Over time, Drill Sergeant’s, elementary school teachers, yoga teachers, adopt characteristics from many mentors to create an amalgamation of style that is all their own. As we go along, we continually refine and find new inspiration. I think of numerous teachers in my path who helped make me who I am today. I never mimic a single person or one particular template.

That being said, there is one yoga teacher who stands out as a model for me. I took his classes religiously and admired his style. This was when I first started into my dedicated yoga journey. At the beginning of class, I could see he was studying his notes and working through postures on his own. Yet, he was still approachable and would talk with us as we entered the studio. He would often mention the peak pose for the day, so we always knew the goal.
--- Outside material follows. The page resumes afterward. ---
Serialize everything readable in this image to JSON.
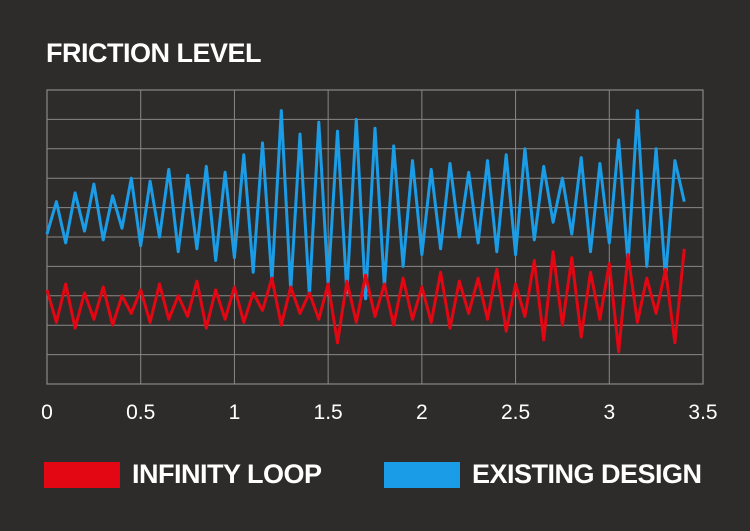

He challenged us to do our best. He praised us saying “you all did great. That was a hard pose!” He would pat us on the back and encourage us. But he was also stern. He would say “don’t you dare look down in chaturanga!” All his cues still stand out in my mind. You could tell he brought his own practice to the class to share with us. And he always gave assists in savasana that were amazing!

I not only admired his teaching style, but also his commitment to practice. Much of his practice was taking classes from other teachers. Yes, I would see him in the Ashtanga Primary series. But I would also see him in Fundamentals, Restorative, and Hot Yoga classes. Even though he was capable of harder variations of poses, he often took an easier variation. You could tell he was aware of his body and, possibly, the mood he was feeling. Sometimes the Raja isn’t there. Sometimes a more Tamasic practice is what is needed. I learned all of this from him. And I enjoyed practicing along side him. I have a few teachers who still mentor me in this way and I aspire to do the same for others.

Unfortunately, I see many teachers who never take classes from others. I don’t know if it is that they¬† don’t enjoy styles outside of their own. Maybe they only do their own personal practice and choose not to take from others. I’d hate to think that they felt they are above other teachers or have nothing left to learn. That would be a shame. We should all remain students. And I feel everyone has something to offer us. It may be a smile or a word. Or it could be a creative sequence or cue that we’ve never heard before. Just like our yoga practice, we never arrive as teachers.

Keep your minds open. Keep your hearts soft. Always be a student of life.